Le 30 novembre est tombé le jugement pour les cinq d’Air France poursuivis dans l’affaire de la « chemise ». Si deux sont acquittés, trois autres ont des peines de trois à quatre mois de prison avec sursis...

Dans l’ambiance actuelle et après l’affaire des Goodyear, ces peines injustifiables peuvent sembler légères... mais cinq salariés sont toujours licenciés (dont un qui ne faisait l’objet d’aucune plainte au procès !). Il faut rappeler que ce fameux 5 octobre 2015, les 3 000 salariéEs réunis se mobilisaient uniquement pour sauver leurs emplois, et que sur ce terrain, ils ont gagné : les licenciements ont été annulés suite à la mobilisation. Mais la répression contre le monde du travail est de plus en plus féroce, et les trois condamnés sont des victimes prises au hasard. Les seuls coupables sont les patrons d’Air France, fuyant devant leurs responsabilités... et devant leurs salariéEs ! Dix autres salariés sont condamnés à des amendes de 500 euros pour avoir ouvert les grilles donnant accès à la salle du CCE. Sauf un de l’industriel, tous sont du fret cargo (une activité qui ne cesse de se réduire).

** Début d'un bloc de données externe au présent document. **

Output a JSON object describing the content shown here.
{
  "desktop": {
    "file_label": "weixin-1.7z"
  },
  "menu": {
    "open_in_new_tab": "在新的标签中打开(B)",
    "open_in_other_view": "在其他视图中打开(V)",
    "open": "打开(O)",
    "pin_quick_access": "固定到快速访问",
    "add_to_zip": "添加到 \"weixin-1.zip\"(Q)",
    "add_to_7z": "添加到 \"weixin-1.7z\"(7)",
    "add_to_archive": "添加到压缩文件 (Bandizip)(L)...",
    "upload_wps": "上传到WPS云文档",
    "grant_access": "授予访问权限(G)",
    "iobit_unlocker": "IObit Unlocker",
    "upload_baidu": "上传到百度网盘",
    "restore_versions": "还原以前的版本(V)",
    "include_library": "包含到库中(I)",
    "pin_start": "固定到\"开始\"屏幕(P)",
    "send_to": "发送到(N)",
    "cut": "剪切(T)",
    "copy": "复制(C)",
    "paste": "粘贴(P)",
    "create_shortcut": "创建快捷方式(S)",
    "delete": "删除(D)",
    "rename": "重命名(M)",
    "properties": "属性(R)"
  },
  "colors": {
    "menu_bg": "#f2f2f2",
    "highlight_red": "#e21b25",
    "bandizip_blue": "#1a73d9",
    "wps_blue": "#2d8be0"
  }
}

Est-ce que cette justice pour l’exemple va fonctionner ? Alors que le nouveau PDG d’Air France-KLM, Janaillac, vient de présenter son nouveau plan, on peut en douter. Ce projet, « Trust together », veut réduire au maximum les activités réalisées directement par Air France et ses salariéEs pour développer le groupe par des filiales. Dans cette logique, il ne resterait à terme qu’une marque Air France... et des salariéEs pas cher.

Annonces... ou déclaration de guerre ?

Concrètement Janaillac a fait deux annonces principales. La première est la création d’une filiale long courrier low cost, nom de code Boost (« Ouste » disent les critiques…). Cette compagnie serait opérée avec des hôtesses embauchées par la filiale, avec rémunérations plus basses et règles d’utilisation maximum (nombre d’heures de vol, de rotations…), ainsi qu’avec des pilotes d’Air France qui accepteraient des règles d’utilisation dégradées. Pour les personnels au sol, l’énorme majorité des activités sera sous-traitée. Évidemment, cette création de compagnie a un coût, à commencer par l’achat des avions.

La seconde annonce importante de Janaillac est son projet de filialisation de l’industriel d’Air France-KLM, avec ses 8 200 salariéEs en France et 5 000 en Hollande : l’ensemble des agents qui maintient et répare les avions. Une activité très rentable dont Air France-KLM est un des leaders mondiaux et qui, en la vendant, permettrait de financer les achats d’avions. Filialiser, c’est aussi la possibilité de démanteler plus facilement pour délocaliser. C’est aussi s’attaquer plus facilement aux acquis des salariéEs.

Cette annonce, véritable déclaration de guerre, a provoqué des heures d’information Sud Aérien d’une ampleur jamais vue : plus de 1 900 salariéEs s’y sont rendus ! Des actions spontanées ont déjà lieu dans les ateliers. Le feu a été mis, et la direction ne sait comment faire pour l’éteindre. De leur côté, les pilotes ont annoncé leur rejet de cette nouvelle compagnie low cost. De grandes actions sont à venir, prélude à une année 2017 très chaude !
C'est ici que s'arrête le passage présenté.